Ausdrucksform der Architektursprache

Sergei Tchoban sprach anschließend in seinem Vortrag über die Dualität in der baulichen und zeichnerischen Sprache. Er betonte, dass Veränderungen in der Bauweise zu Veränderungen in der Darstellungsweise führen. Er zeigte Beispiele von historischen und modernen Zeichnungen, die unterschiedliche architektonische Stile repräsentieren. Tchoban beschrieb die Einflussnahme bedeutender Architekten wie Peter Behrens und Walter Gropius und die Konkurrenz zwischen traditionellen und modernen Architektursprachen. Er zeigte auf, wie diese Sprachen durch Zeichnungen zum Ausdruck gebracht wurden und erwähnte in diesem Zusammenhang berühmte Zeichner und Architekten wie Hugh Ferriss und Ludwig Mies van der Rohe. Sein Vortrag machte ebenfalls deutlich, dass Architekturströmungen sich nicht von Landes- und Kulturgrenzen aufhielten ließen. Beispielsweise wurde die sowjetische Architektur teils deutlich von amerikanischen Architekten beeinflusst. Anhand verschiedener Beispiele illustrierte Tchoban, wie verschiedene große Epochen und Stile die Darstellungsweisen in der Architektur beeinflusst haben.

 

Grundlage für die Denkmalpflege

Frau Dr. Antonia Brauchle holte die Gäste mit ihrem Vortrag zum Prozess der aktuellen Planung, Sanierung und Restaurierung des Behrens-Baus wieder in die Gegenwart zurück.

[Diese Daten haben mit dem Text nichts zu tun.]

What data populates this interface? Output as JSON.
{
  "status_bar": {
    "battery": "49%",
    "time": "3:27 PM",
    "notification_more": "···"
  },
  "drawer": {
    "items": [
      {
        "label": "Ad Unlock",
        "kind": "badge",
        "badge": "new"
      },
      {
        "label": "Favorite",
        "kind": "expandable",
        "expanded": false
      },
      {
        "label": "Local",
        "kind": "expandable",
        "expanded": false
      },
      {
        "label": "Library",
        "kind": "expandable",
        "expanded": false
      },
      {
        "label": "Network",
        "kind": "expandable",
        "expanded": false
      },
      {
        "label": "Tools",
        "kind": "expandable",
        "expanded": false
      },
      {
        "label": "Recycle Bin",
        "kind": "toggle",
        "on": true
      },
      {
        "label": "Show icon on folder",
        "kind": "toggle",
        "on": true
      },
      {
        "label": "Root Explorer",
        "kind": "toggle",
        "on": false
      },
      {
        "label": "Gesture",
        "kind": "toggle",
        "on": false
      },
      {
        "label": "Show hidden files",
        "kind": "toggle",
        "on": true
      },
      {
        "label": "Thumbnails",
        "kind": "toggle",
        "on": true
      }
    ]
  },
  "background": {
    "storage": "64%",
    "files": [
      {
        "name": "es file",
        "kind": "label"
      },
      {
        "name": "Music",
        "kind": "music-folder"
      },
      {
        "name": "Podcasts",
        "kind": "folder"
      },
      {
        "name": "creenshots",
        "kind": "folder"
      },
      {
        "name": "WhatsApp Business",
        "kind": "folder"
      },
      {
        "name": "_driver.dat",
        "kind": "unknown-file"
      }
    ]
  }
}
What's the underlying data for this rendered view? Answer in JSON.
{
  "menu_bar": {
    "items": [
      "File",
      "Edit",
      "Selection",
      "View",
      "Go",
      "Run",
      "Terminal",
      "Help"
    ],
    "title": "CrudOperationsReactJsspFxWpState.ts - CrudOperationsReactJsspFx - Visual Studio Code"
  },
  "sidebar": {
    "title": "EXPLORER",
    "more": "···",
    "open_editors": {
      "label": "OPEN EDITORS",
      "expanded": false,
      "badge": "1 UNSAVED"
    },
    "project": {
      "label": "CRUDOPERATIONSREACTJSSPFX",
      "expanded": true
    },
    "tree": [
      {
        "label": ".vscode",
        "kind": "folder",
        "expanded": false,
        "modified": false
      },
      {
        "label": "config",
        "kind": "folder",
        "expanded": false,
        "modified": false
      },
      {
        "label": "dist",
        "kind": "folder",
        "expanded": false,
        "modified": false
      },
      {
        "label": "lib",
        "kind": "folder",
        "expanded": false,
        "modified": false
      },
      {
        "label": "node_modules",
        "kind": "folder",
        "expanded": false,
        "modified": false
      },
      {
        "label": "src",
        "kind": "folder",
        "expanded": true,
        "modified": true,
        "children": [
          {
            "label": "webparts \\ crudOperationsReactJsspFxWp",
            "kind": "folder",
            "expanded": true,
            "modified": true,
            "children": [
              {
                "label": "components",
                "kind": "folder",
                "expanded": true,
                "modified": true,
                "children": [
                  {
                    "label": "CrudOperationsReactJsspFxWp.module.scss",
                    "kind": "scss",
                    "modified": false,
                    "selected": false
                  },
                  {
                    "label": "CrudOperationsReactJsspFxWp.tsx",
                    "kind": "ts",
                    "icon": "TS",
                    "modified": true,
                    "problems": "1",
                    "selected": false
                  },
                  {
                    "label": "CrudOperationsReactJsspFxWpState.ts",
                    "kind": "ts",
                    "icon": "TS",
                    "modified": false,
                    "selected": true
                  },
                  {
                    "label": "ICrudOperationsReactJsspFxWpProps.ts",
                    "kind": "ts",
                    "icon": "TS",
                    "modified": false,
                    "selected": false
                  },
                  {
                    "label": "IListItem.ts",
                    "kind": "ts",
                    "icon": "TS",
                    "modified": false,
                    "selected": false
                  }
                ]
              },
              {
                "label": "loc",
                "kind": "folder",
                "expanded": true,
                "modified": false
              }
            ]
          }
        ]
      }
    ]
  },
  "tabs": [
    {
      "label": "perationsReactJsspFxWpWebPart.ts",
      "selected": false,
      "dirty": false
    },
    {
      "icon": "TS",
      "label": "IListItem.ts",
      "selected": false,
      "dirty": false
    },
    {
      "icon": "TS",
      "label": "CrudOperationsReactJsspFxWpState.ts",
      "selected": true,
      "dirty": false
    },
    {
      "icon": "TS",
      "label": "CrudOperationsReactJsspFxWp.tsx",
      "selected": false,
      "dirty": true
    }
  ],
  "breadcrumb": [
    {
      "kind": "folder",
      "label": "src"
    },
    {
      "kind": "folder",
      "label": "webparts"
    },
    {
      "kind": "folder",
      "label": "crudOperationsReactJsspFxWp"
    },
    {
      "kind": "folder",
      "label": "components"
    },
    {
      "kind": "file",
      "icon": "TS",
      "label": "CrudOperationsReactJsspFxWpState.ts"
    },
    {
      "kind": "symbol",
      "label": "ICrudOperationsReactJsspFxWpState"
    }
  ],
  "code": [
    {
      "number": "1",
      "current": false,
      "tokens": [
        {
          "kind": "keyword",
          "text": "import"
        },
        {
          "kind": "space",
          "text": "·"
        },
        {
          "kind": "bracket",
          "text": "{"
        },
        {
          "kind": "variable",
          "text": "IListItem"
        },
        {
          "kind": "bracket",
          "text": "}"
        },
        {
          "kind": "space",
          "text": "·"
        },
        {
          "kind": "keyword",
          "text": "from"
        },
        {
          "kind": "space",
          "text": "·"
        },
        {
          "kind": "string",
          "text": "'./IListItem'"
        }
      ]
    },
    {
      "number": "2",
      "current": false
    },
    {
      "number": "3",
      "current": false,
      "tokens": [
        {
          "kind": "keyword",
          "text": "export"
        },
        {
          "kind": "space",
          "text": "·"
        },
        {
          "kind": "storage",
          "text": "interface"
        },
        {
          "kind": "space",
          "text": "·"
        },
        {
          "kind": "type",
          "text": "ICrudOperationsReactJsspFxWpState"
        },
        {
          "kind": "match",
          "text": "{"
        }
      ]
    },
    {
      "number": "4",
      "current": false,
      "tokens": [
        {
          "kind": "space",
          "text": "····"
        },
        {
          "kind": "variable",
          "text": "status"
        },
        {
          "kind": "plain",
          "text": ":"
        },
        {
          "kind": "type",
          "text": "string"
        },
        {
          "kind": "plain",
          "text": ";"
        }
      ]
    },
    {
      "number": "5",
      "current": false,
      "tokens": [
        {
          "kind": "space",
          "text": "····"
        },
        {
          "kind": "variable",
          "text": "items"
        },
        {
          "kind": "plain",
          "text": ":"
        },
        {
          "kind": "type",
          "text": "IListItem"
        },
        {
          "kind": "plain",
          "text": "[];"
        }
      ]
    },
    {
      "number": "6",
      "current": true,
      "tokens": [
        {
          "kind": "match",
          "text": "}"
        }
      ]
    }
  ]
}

Zum Einstieg erläuterte sie die Rolle von Architekturzeichnungen aus Sicht der historischen Bauforschung und Denkmalpflege. Sie illustrieren die Ideen des Architekten und sind als Teil der Bau- und Konstruktionsausführung zu verstehen. Die historische Bauforschung verwendet sie als wichtige Quelle für die Bau- und Umbaugeschichte von Gebäuden und demzufolge auch als Grundlage für substanzschonende und denkmalgerechte Instandsetzungen. Dazu wird vermessen, fotografiert, gezeichnet und schriftlich dokumentiert. Anhand der historischen Halle 5 im Innenhof des Peter-Behrens-Baus zeigte sie, wie dieses in der Praxis der Denkmalpflege funktioniert. Auch wenn es im Lauf der Zeit zu erheblichen baulichen Veränderungen und Überlagerungen durch spätere Baumaßnahmen gekommen ist, können originale Bauteile und Strukturen erschlossen und teilweise freigelegt werden, die anschließend die Grundlage für denkmalschutzgerechte Rekonstruktionen bilden. Brauchle beendete ihren Vortrag mit einem Appell zur Anerkennung und Erhaltung der architektonischen und baulichen Qualitäten bestehender Bauten.

 

Historische Gebäude zwischen Tradition und Moderne: Flexible Funktionalität, Ästhetik und Identifikation

In der abschließenden Podiumsdiskussion beschrieb der mit einem Teil der Projektentwicklung am Behrens-Ufer betraute Architekt Hans Joachim Paap die historische und architektonische Bedeutung des Behrens-Baus, insbesondere das Selbstbewusstsein und die Flexibilität der Konstruktion. Er hob hervor, dass sich das Gebäude vor allem durch die hohe Traglast des Gebäudes für verschiedene zukünftige Nutzungen eignet. Auch wenn die Modernisierung von Bestandsgebäuden große Herausforderungen mit sich bringen und Kompromissbereitschaft erforderten, betonte er die Notwendigkeit, den ursprünglichen Charakter und die Identität der Gebäude im Sinne des Denkmalschutzes zu bewahren.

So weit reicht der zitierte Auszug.